About the only thing worse than learning you have been ripped off is feeling like the problem is never going to end.
It’s a nightmare being lived out by shareholders in the GL Beyond Income Fund, who have been in limbo ever since Daniel Thibeault, the fund’s founder and manager, was charged with fraud by the U.S. attorney’s office last December. Thibeault has been back in court since, but investors can’t get out of the fund, can’t be quite sure how much their shares are worth and can’t tell if any real help is on the way.
GL Beyond Income
is a smallish fund whose troubles have gone mostly unnoticed, but whose story is a cautionary tale for all investors, especially those who might be attracted to new ideas and slick thinking from small investment firms.
The story opens in 2003, when Thibeault, then a Harvard Business School student, started a company called Graduate Leverage to help students obtain loans to finance their education. Over time, Graduate Leverage diversified into other financial-advisory businesses, mainly targeted at grad students and yuppies.
Ultimately, that led to the formation of two mutual funds. GL Macro Performance opened at the end of 2012 and closed 19 months later with annualized losses of more than 32%, dead last among domestic managed-futures funds, according to Lipper Inc. The dissolution of the fund seems to end its story, even though there appear to be very real questions about whether the fund was managed within either prospectus guidelines or Securities and Exchange Commission rules governing diversification.
GL Beyond Income, which opened in 2013, is a “closed-end interval fund,” an arcane fund type that has restrictive rules for purchases and redemptions.
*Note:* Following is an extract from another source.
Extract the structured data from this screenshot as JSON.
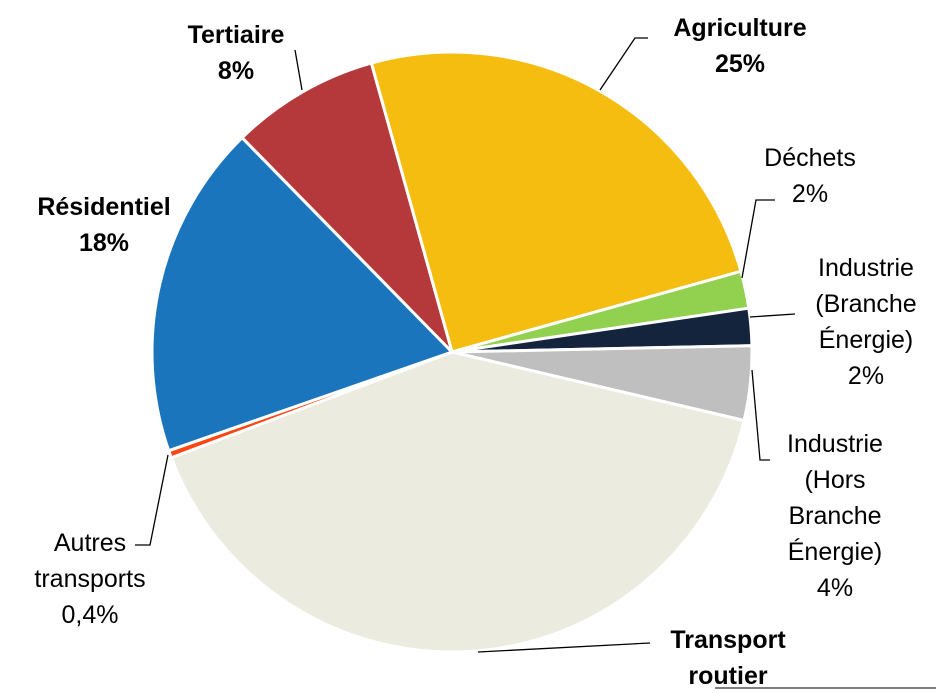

Those rules never seem like a big deal when an investor is buying a fund, but they’re a huge issue right now, locking investors into this disaster.
Moreover, the fund was part of the murky world of “alternative investments,” which once meant anything other than stocks, bonds and cash but which today generally applies to strategies typically reserved for hedge funds, and tactics purporting to generate positive market returns in all conditions.
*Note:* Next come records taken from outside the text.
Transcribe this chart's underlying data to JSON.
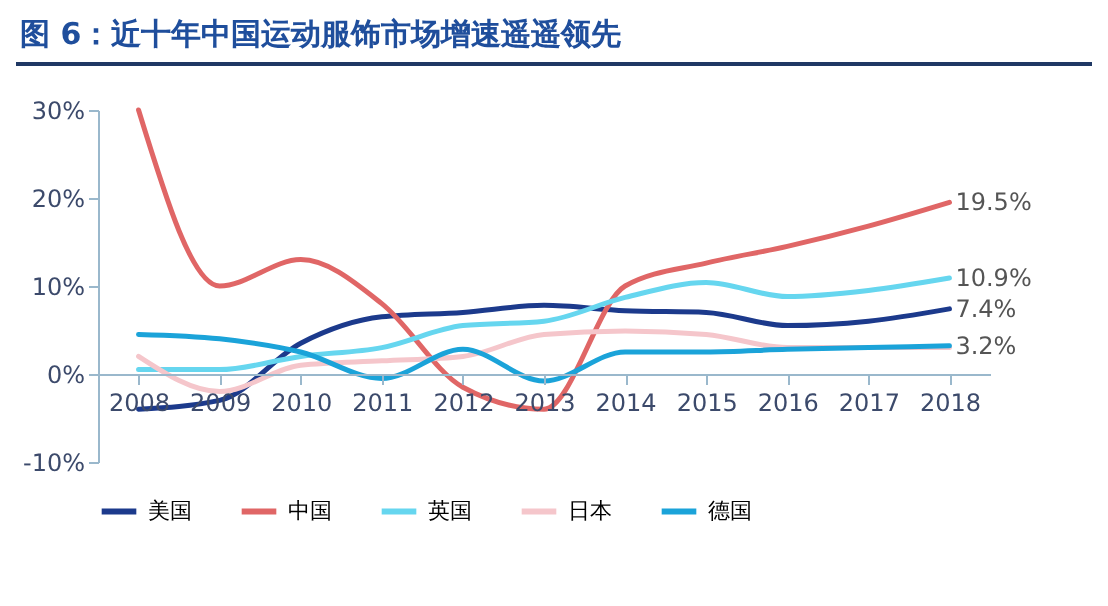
{
  "chart_data": {
    "type": "line",
    "title": "图 6：近十年中国运动服饰市场增速遥遥领先",
    "categories": [
      "2008",
      "2009",
      "2010",
      "2011",
      "2012",
      "2013",
      "2014",
      "2015",
      "2016",
      "2017",
      "2018"
    ],
    "series": [
      {
        "name": "美国",
        "color": "#1c3a8c",
        "values": [
          -4,
          -3,
          3.5,
          6.5,
          7,
          7.8,
          7.2,
          7,
          5.5,
          6,
          7.4
        ],
        "value_labels": [
          null,
          null,
          null,
          null,
          null,
          null,
          null,
          null,
          null,
          null,
          "7.4%"
        ]
      },
      {
        "name": "中国",
        "color": "#e06666",
        "values": [
          30,
          10,
          13,
          8,
          -1.5,
          -4,
          10,
          12.6,
          14.5,
          16.8,
          19.5
        ],
        "value_labels": [
          null,
          null,
          null,
          null,
          null,
          null,
          null,
          null,
          null,
          null,
          "19.5%"
        ]
      },
      {
        "name": "英国",
        "color": "#66d6ef",
        "values": [
          0.5,
          0.5,
          2,
          3,
          5.5,
          6,
          8.7,
          10.4,
          8.8,
          9.5,
          10.9
        ],
        "value_labels": [
          null,
          null,
          null,
          null,
          null,
          null,
          null,
          null,
          null,
          null,
          "10.9%"
        ]
      },
      {
        "name": "日本",
        "color": "#f5c6cb",
        "values": [
          2,
          -2,
          1,
          1.5,
          2,
          4.5,
          4.9,
          4.5,
          3,
          3,
          3
        ],
        "value_labels": [
          null,
          null,
          null,
          null,
          null,
          null,
          null,
          null,
          null,
          null,
          null
        ]
      },
      {
        "name": "德国",
        "color": "#1ba3d9",
        "values": [
          4.5,
          4,
          2.5,
          -0.5,
          2.8,
          -0.8,
          2.5,
          2.5,
          2.8,
          3,
          3.2
        ],
        "value_labels": [
          null,
          null,
          null,
          null,
          null,
          null,
          null,
          null,
          null,
          null,
          "3.2%"
        ]
      }
    ],
    "ylim": [
      -10,
      30
    ],
    "yticks": [
      {
        "value": -10,
        "label": "-10%"
      },
      {
        "value": 0,
        "label": "0%"
      },
      {
        "value": 10,
        "label": "10%"
      },
      {
        "value": 20,
        "label": "20%"
      },
      {
        "value": 30,
        "label": "30%"
      }
    ],
    "legend": "bottom"
  }
}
The Beyond Income fund was a “nontraditional bond fund,” but wasn’t really in the bond business so much as the making-loans-to-the-nouveau-riche business. Specifically, the fund held the paper on variable-rate, high-yield personal/consumer loans made mostly to young doctors, dentists, veterinarians “and other professionals from top institutions.”
In theory, these loans to high achievers are less susceptible to economic downturns than market-based investments. Package them into a fund with a yield of 10% and zero correlation to the stock market and you’ve got something pretty appealing.
In December, however, Thibeault was arrested, charged with using fund monies to issue fictitious loans; five days later, Thibeault — who had been released on $700,000 bail — was relieved of his duties as trustee and president of the fund. The Securities and Exchange Commission filed its own civil suit against Thibeault in January, saying he misappropriated $16 million of the fund’s money.
Thibeault was indicted on the criminal charges in February; he pleaded not guilty to all charges
While Thibeault was charged by the U.S. attorney’s office with just one count of fraud — one allegedly fake loan valued at nearly $300,000 — prosecutors were laying the groundwork for a broader grand-jury indictment, accounting for the millions of dollars gone missing.
Free on bail, Thibeault was charged with starting another financial-services business, violating the terms of his bail, which was revoked on April 20. Bail was reinstated on May 5, over the objections of the fund’s trustees, who noted in a letter that day to shareholders that they were “quite shocked by the decision, as it is our belief that Thibeault…remains a potential menace.” (I was unable to reach either Thibeault or the fund’s counsel for comment.)
The fund is being overseen by its trustees, each reportedly with at least $1 million of their own money tied up in it. One trustee resigned in mid-April.
Investors hear all the time that they want boards and management with skin in the game — money in the fund right there with shareholders — and the GL case shows why. It’s hard to imagine anyone without dollars in a fund like this working to resolve the situation and recover the assets.
It’s equally difficult to see how this case gets resolved without investors losing at least 40 percent of what they thought they had in the fund.
GL Beyond Income isn’t trading now; the last share price was $6.61, down from about $10 before the problems were uncovered.
The loans left in the portfolio are performing as initially expected, serviced by a firm brought in by trustees, but they were never expected to have performance that could make up for an alleged theft.
The fund could be deregistered, but that’s not much help to shareholders trying to recover. Civil litigation is on hold until the criminal case is resolved, and it has now been months without seeing any counts added to the fraud charges.
Shareholders are stuck in limbo, adding opportunity costs to the losses they’ll someday realize when the case is settled.